Persone

Eduardo De Filippo

Eduardo De Filippo è nato il 24 maggio del 1900 a Napoli ed è deceduto il 31 ottobre del 1984 a Roma, è stato un drammaturgo, attore, regista e sceneggiatore ed è fra gli artisti più rappresentativi del Novecento.

Figlio naturale dell'attore e commediografo Eduardo Scarpetta e della sarta teatrale Luisa De Filippo, Eduardo (come i fratelli altrettanto noti nel mondo dello spettacolo Titina e Peppino) essendo stato riconosciuto soltanto dalla madre, assunse il cognome De Filippo.

Cresciuto insieme ai fratelli nell'ambiente teatrale napoletano, Eduardo nel 1914 entra stabilmente nella compagnia del fratellastro Vincenzo Scarpetta, dove si ritrova a recitare insieme ai fratelli Tina e Peppino.

Nel 1920 scrive la sua prima commedia, "Farmacia di turno", atto unico dal finale drammatico, che viene rappresentata l'anno successivo dalla compagnia di Vincenzo Scarpetta.

Nel 1922 scrive "Ho fatto il guaio? Riparerò!" che va in scena al Teatro Fiorentini.

Il 1926, scrive per la compagnia Scarpetta, il copione 'introspettivo' "Ditegli sempre di sì ".

Nel 1929 mette in scena insieme al fratello Peppino lo spettacolo comico "Prova generale. Tre modi di far ridere", lavoro in tre atti con prologo ed epilogo di Galdieri, rappresentato al Teatro Fiorentini.

Il 1931 è l'anno in cui nasce la compagnia del Teatro Umoristico "I De Filippo", che vede insieme i tre fratelli Edoardo, Titina e Peppino. La compagnia debutta a Roma per poi organizzare spettacoli a Milano ed a Napoli, vengono rappresentati tra gli altri gli spettacoli: O chiavino di Carlo Mauro, "Don Rafele 'o trumbone" (di Peppino).
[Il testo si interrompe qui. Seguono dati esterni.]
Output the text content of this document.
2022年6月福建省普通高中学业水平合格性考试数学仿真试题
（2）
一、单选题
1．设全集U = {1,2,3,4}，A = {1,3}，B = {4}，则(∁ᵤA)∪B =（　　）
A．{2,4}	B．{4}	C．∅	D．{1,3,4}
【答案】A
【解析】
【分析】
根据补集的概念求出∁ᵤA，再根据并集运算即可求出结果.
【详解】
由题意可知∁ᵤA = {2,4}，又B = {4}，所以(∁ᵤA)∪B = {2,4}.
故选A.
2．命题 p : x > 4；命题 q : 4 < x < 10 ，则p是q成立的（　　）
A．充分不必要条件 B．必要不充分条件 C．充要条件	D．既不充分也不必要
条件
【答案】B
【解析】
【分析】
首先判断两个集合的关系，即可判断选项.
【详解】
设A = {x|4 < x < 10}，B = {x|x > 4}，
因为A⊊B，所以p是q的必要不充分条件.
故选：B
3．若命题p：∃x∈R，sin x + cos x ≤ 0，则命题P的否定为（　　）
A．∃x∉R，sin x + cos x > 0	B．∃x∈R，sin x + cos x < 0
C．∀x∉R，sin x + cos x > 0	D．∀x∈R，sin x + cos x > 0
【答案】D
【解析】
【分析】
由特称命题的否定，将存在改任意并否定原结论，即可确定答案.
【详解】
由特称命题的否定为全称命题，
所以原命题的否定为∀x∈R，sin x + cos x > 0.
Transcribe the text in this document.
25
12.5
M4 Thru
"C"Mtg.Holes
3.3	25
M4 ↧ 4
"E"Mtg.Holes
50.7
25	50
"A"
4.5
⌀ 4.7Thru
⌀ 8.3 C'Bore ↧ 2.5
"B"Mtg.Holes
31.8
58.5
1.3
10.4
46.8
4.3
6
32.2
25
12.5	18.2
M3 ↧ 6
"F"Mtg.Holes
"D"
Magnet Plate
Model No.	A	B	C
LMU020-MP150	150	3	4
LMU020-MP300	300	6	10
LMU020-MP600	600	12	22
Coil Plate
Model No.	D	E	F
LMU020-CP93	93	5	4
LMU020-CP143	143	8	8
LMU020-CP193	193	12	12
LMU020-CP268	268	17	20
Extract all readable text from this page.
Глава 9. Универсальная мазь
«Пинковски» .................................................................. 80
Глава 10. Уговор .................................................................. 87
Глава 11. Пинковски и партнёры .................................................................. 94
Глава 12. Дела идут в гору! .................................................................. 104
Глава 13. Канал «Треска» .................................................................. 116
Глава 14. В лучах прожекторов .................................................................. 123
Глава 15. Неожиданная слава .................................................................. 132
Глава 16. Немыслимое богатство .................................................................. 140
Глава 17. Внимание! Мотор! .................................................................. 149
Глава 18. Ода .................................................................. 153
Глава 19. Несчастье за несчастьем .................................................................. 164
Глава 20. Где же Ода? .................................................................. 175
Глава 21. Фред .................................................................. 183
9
Nello stesso anno viene messa in scena la commedia forse più conosciuta di Eduardo De Filippo, "Natale in casa Cupiello", rappresentata per la prima volta al Teatro Kursaal di Napoli, il 25 dicembre del 1931.

Altre opere significative di Eduardo De Filippo, scritte negli anni successivi, sono "Napoli milionaria!" (1945), "Questi fantasmi!" (1946), "Filumena Marturano" (1946), "Mia famiglia" (1953), "Bene mio e core mio" (1956), "De Pretore Vincenzo" (1957), "Sabato, domenica e lunedì" (1959).

Nel 1963 la rappresentazione de "Il sindaco del rione Sanità", consente ad Eduardo De Filippo di vincere il "Premio Feltrinelli".

Il 1973 viene allestito per la prima volta a Roma "Gli esami non finiscono mai", commedia che consentì ad Eduardo di vincere nel 1974 il "premio Pirandello" per il teatro.

Edoardo De Filippo entrò da protagonista anche nel mondo del cinema, sia in qualità di attore che di sceneggiatore, qui si ricordano film quali "Non ti pago!", "Napoli milionaria" (1950), "Filumena Marturano" (1951), "Napoletani a Milano" (1953), "Questi fantasmi" (1954), "L'oro di Napoli" (1954), "Pane, amore e gelosia" (1954), "Sogno di una notte di mezza sbornia" (1959), "Ferdinando I° re di Napoli" (1959), "Ieri, oggi, domani" (1963) ecc.

Eduardo è stato insignito dell'onorificienza di Cavaliere di Gran Croce Ordine al Merito della Repubblica Italiana (Roma, 2 giugno 1973), dell'Ambrogino d'oro e cittadinanza onoraria di Milano ed ha ricevuto due lauree honoris causa.

Il 26 settembre del 1981 gli è stata attribuita, su nomina presidenziale, per i meriti conseguiti in campo artistico, la carica di Senatore a vita della Repubblica italiana.

Eduardo De Filippo ha avuto tre compagne, Dorothy Pennington, Thea Prandi (madre dei suoi due figli, Luca e Luisa) ed Isabella Quarantotti.